Comment by bayindirh

Comment by bayindirh 3 months ago

4 replies

> So what?

Think before you act. The machine has no brain. Use yours.

> Part of every development job is learning the product domain.

Yes.

> In that case devs become comfortable with reading standard/law/regulations and anticipating when software implementation might interact with the areas covered.

This is what I'm saying, too. A developer needs to think whether what they are doing is OK by the regulation they're flying against. They need to ask for permissions by asking themselves "wait, is this OK by the regulation I'm trying to comply?".

> But trying to isolate the development team from it is just asking for micromanagers.

Nope, I'm all for taking initiatives, and against micromanagement. However, I'm also against "I need no permission because I'm doing something amazing" attitude. So own your craft, "code responsibly".

dogleash 3 months ago

Oh, I thought you were disagreeing with hamandcheese's point that every little decision doesn't need to go through a product owner before anything happens.

  • bayindirh 3 months ago

    No, not at all. by "the book", I meant regulations, not the management. :)

    • mike22 3 months ago

      But it happens to be that product managers know (or at least about) and keep tabs on the relavent regulatory environment. I think it’s not scalable if every SWE in the team is going to legal to understand things. Like why we actully do need to hard delete data when customers click the Delete button.

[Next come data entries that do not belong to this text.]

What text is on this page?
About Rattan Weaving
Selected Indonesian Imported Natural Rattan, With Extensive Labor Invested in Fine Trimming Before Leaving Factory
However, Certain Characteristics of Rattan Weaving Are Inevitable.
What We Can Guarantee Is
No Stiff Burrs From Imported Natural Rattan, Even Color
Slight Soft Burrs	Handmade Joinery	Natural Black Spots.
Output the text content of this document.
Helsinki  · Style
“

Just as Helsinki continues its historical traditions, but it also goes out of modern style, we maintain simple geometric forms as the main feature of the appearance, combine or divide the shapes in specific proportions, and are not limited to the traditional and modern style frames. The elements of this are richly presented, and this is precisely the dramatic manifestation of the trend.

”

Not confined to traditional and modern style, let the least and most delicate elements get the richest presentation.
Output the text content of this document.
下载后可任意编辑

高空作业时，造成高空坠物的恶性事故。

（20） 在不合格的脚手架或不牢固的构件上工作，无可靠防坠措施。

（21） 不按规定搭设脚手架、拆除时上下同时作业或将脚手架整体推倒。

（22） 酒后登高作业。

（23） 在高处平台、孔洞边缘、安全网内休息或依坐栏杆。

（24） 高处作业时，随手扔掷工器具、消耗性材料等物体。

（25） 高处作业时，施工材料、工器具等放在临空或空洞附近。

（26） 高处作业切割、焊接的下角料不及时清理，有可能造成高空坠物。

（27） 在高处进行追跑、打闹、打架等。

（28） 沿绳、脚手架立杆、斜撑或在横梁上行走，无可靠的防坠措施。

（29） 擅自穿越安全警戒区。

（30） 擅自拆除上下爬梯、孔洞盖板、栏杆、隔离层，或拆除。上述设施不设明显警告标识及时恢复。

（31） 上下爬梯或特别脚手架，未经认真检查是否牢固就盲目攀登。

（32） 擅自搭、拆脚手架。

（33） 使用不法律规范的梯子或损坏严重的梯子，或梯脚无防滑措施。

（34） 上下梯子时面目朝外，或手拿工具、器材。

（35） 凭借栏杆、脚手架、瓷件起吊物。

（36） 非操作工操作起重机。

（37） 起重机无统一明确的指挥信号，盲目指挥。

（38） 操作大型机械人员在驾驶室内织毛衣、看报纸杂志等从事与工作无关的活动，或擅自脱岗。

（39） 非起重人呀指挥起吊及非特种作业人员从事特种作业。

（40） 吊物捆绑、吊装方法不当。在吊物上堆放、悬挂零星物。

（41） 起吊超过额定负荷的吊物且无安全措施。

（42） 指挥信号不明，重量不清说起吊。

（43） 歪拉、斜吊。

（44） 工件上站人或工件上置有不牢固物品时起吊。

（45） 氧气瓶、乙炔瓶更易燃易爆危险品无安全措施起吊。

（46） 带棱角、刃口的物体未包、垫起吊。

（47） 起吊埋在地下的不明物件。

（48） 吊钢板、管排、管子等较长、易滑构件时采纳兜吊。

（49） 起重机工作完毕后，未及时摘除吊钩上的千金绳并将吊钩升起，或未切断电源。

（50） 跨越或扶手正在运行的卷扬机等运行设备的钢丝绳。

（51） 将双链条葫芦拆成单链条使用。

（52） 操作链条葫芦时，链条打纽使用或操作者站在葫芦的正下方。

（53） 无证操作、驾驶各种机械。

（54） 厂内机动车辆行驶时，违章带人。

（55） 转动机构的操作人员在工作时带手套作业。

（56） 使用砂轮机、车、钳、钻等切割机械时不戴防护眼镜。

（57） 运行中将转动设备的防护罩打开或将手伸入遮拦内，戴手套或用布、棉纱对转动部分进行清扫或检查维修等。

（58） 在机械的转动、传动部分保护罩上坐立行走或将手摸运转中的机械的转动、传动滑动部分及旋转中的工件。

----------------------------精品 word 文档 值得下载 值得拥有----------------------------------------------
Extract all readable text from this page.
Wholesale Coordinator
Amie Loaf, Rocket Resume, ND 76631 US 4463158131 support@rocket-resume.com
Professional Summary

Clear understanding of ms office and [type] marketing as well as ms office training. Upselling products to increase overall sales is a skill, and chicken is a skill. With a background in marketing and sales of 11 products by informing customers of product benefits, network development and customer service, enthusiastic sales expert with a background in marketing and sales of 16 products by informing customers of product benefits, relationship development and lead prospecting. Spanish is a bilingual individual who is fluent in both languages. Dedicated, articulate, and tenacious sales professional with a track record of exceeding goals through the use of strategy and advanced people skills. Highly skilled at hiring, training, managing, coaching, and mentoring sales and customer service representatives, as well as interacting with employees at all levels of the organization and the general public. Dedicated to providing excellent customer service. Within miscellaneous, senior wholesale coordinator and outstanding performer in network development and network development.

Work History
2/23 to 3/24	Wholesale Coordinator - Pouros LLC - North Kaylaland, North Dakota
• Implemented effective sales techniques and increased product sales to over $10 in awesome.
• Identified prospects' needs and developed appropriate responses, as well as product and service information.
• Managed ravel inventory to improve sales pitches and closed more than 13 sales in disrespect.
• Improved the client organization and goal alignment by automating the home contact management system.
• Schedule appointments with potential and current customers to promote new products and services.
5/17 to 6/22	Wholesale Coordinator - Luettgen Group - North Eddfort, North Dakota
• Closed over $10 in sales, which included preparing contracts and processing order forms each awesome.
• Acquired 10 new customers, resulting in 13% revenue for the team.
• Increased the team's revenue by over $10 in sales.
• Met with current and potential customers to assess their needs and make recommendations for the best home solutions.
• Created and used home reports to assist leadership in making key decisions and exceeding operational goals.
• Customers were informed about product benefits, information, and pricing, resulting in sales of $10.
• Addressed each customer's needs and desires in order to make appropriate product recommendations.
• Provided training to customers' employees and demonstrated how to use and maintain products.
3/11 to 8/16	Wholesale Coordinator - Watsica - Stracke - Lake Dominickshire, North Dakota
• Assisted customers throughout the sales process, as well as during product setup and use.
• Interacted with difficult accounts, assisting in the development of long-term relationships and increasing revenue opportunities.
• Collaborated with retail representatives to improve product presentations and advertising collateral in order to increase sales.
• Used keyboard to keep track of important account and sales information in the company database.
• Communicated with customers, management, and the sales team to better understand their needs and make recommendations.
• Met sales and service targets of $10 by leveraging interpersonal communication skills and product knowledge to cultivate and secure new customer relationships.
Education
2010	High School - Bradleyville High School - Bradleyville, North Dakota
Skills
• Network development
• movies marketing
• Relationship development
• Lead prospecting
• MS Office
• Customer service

      • bayindirh 3 months ago

        If you force every SWE to go to legal for every technical decision, or ask for permission, it's not scalable, yes. On the other hand, if the team is in the long haul of developing this kind of regulated applications, the knowledge will get accumulated over time, and it'll trickle down from product managers to seniors to juniors.

        This is the kind of tribal knowledge you want to spread among a development team, and if a collaborative document of "Why it's done this way" can be propped up with pointers to relevant sections of the regulation, it'd be a very good thing.

        Not unlike NASA's global Lessons Learnt document.